Now, it's adding depth to the enemy (and offering many shades of grey) and having fun trying to explain the unexplainable. To me, that's all good fun.
I know you're out there. I can feel you now. I know that you're afraid... afraid of us. You're afraid of change. I don't know the future. I didn't come here to tell you how this is going to end. I came here to tell how it's going to begin. I'm going to hang up this phone, and then show these people what you don't want them to see. I'm going to show them a world without you. A world without rules or controls, borders or boundaries. A world where anything is possible. Where we go from there is a choice I leave to you.
Read that quote out of context. What's the speaker talking about?
People are enslaved by an evil inhuman entity who robs them of their energy to feed itself and keeps them trapped in an unchanging, artificial world so they don't try to unhook themselves. It's a great big dickslap of a metaphor for modern America, or at least modern America as often percieved by the young.

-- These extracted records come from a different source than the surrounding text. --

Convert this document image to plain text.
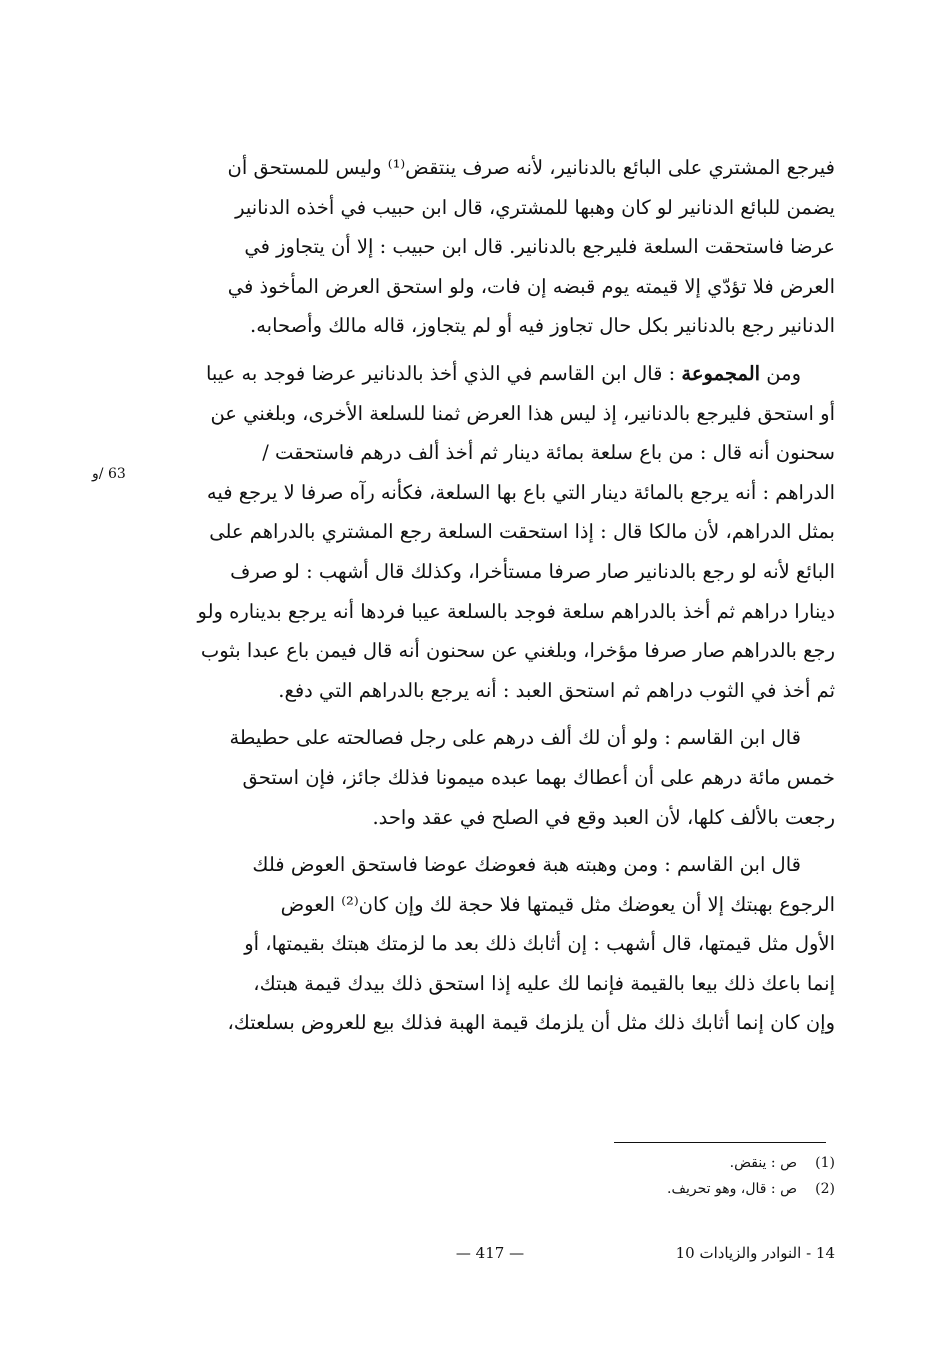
فيرجع المشتري على البائع بالدنانير، لأنه صرف ينتقض⁽¹⁾ وليس للمستحق أن
يضمن للبائع الدنانير لو كان وهبها للمشتري، قال ابن حبيب في أخذه الدنانير
عرضا فاستحقت السلعة فليرجع بالدنانير. قال ابن حبيب : إلا أن يتجاوز في
العرض فلا تؤدّي إلا قيمته يوم قبضه إن فات، ولو استحق العرض المأخوذ في
الدنانير رجع بالدنانير بكل حال تجاوز فيه أو لم يتجاوز، قاله مالك وأصحابه.
ومن المجموعة : قال ابن القاسم في الذي أخذ بالدنانير عرضا فوجد به عيبا
أو استحق فليرجع بالدنانير، إذ ليس هذا العرض ثمنا للسلعة الأخرى، وبلغني عن
سحنون أنه قال : من باع سلعة بمائة دينار ثم أخذ ألف درهم فاستحقت /
الدراهم : أنه يرجع بالمائة دينار التي باع بها السلعة، فكأنه رآه صرفا لا يرجع فيه
بمثل الدراهم، لأن مالكا قال : إذا استحقت السلعة رجع المشتري بالدراهم على
البائع لأنه لو رجع بالدنانير صار صرفا مستأخرا، وكذلك قال أشهب : لو صرف
دينارا دراهم ثم أخذ بالدراهم سلعة فوجد بالسلعة عيبا فردها أنه يرجع بديناره ولو
رجع بالدراهم صار صرفا مؤخرا، وبلغني عن سحنون أنه قال فيمن باع عبدا بثوب
ثم أخذ في الثوب دراهم ثم استحق العبد : أنه يرجع بالدراهم التي دفع.
قال ابن القاسم : ولو أن لك ألف درهم على رجل فصالحته على حطيطة
خمس مائة درهم على أن أعطاك بهما عبده ميمونا فذلك جائز، فإن استحق
رجعت بالألف كلها، لأن العبد وقع في الصلح في عقد واحد.
قال ابن القاسم : ومن وهبته هبة فعوضك عوضا فاستحق العوض فلك
الرجوع بهبتك إلا أن يعوضك مثل قيمتها فلا حجة لك وإن كان⁽²⁾ العوض
الأول مثل قيمتها، قال أشهب : إن أثابك ذلك بعد ما لزمتك هبتك بقيمتها، أو
إنما باعك ذلك بيعا بالقيمة فإنما لك عليه إذا استحق ذلك بيدك قيمة هبتك،
وإن كان إنما أثابك ذلك مثل أن يلزمك قيمة الهبة فذلك بيع للعروض بسلعتك،
63 /و
(1)ص : ينقض.
(2)ص : قال، وهو تحريف.
— 417 —	14 - النوادر والزيادات 10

Watch the scene between Neo and his boss, where Neo gets chewed out for his tardiness. It's completely irrelevant to the rest of the movie, but it's also the point of the rest of the movie. Neo's life as a 9 to 5er is one of bleak, grueling misery: his work going to perpetuate a corporation. His energy going to perpetuate a machine.
That's why, despite all the logistic holes, the movie connected on a real, visceral level with a lot of people. It preached a message it's audience was already willing to believe in, and did so with enough style and subtlety that they didn't realize they were being demagougued. And it's ostensible theme ("What is truth?") was just highbrow enough that the audience could focus on it and think they were watching an "intelligent" movie.
But it couldn't sustain a sequel. The brothers had a metaphor, not world or characters or even any plot beyond the basic concept. They abandoned the metaphor in Reloaded in favor of clever-seeming mindgames, and were left without much of anything.